Friday, April 10, 2009

Suicide Club

Suicide Club is very close to what my idea of a Japanese movie is (or just the vastly superior Battle Royale): creative and gratuitous violence, truckloads of lurid magenta blood splashing everywhere, disturbed pre-pubescent teens doing freaky things, and an ultimate indictment on the mind-numbing, soul-deafening modern Japanese society. Who would expect anything less from Sion Sono, a noted gay porn director in Japan who also dabbles in experimental poetry and wears a fedora everywhere? Japanese culture is especially foreign to me, and not just because its citizens are so repressed that they seek to express themselves in perverse sexual forms in anime/manga and twisted blood-soaked orgies in their movies. Japan has one of the highest suicide rates in the world, driven by pressure and overinflated ideas of honor and pride.

Suicide Club begins with fifty-four school girls cheerfully skipping to the edge of a train platform, hopping down onto the tracks, and rendering the train station into a bloody 3D painting a la Pollock style. The local authorities are disturbed but not really concerned until more people jump off of roofs, hang themselves, and self-mutilate themselves in brutal ways that will not be described here. As dense middle-aged men lacking self-awareness and even less awareness for others, the cops are fighting a losing battle against a nameless force that persuades people to give up their mortal bodies for something much more important.

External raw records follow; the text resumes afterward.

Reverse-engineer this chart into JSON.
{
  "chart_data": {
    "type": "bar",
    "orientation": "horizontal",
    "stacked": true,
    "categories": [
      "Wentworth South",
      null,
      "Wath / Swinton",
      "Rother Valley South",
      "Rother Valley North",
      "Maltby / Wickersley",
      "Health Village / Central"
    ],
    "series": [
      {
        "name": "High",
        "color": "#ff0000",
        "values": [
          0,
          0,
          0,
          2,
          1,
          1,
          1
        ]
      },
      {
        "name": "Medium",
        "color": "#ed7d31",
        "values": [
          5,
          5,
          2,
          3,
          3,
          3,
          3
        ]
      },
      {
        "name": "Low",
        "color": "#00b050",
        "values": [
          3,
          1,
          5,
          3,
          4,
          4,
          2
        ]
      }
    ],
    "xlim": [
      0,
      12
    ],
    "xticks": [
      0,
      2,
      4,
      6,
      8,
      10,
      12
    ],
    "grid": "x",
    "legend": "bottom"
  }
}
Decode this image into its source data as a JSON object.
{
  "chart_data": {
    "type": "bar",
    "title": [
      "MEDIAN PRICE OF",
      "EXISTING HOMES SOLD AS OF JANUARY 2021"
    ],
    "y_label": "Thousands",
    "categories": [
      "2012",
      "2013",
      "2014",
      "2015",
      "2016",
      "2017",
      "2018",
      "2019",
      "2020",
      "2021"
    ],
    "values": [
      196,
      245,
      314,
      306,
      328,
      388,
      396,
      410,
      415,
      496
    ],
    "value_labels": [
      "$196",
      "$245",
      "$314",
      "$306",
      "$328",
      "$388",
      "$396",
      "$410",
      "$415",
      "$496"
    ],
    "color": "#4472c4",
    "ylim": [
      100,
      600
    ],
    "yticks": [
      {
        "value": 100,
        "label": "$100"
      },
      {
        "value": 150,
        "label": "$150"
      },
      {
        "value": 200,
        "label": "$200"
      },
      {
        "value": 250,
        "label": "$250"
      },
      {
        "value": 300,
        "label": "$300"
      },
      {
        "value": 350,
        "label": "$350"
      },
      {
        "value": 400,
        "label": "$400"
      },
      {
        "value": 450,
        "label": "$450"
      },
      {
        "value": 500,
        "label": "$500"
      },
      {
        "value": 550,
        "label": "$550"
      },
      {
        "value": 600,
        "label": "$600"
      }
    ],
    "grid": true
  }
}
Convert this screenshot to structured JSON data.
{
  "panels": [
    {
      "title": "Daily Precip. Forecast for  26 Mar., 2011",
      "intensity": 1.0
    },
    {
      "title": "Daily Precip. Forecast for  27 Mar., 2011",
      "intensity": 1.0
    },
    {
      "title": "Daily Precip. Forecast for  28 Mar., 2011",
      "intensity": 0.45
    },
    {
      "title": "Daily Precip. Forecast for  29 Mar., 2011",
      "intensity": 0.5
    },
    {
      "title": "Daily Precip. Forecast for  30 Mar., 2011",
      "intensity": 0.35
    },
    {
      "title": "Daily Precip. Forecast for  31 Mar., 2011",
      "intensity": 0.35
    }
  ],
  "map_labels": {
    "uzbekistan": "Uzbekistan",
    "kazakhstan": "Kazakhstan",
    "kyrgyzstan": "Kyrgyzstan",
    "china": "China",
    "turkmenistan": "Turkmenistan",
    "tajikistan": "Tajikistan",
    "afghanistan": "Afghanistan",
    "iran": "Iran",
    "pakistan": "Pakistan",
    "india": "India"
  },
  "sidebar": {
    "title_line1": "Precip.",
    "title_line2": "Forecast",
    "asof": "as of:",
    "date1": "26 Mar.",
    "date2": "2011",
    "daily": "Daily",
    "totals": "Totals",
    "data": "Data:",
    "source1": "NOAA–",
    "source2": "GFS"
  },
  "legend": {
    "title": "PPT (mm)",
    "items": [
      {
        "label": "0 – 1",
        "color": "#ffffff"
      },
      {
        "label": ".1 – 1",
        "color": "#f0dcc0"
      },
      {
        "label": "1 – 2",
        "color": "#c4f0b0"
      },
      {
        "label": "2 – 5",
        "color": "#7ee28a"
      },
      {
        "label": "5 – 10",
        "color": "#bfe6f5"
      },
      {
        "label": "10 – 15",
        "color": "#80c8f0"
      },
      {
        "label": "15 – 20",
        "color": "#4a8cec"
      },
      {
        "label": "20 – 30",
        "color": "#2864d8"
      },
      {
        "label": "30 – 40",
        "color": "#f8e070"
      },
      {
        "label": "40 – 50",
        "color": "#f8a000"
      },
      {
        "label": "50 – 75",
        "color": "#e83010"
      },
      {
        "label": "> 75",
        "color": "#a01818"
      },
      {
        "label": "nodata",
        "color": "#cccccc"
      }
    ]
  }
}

Sion Sono seeks to point the finger at pop-culture and the alienation of people through a pop band (irony!) of little twelve year-old girls. I'm told that these bands are popular in Japan (a bit disturbing for people not familiar with Japanese culture). There are certainly profound points in the movie where children give surprisingly lucid and deep monologues about isolation and self-worth, but the rest is slightly jumbled. The movie runs semi-smoothly and gets its message across if you're looking for it, but the direction is certainly not as clean or compact as in Battle Royale. As a mystery, the premise was obvious from the beginning. As a cult classic, watch it at your own peril.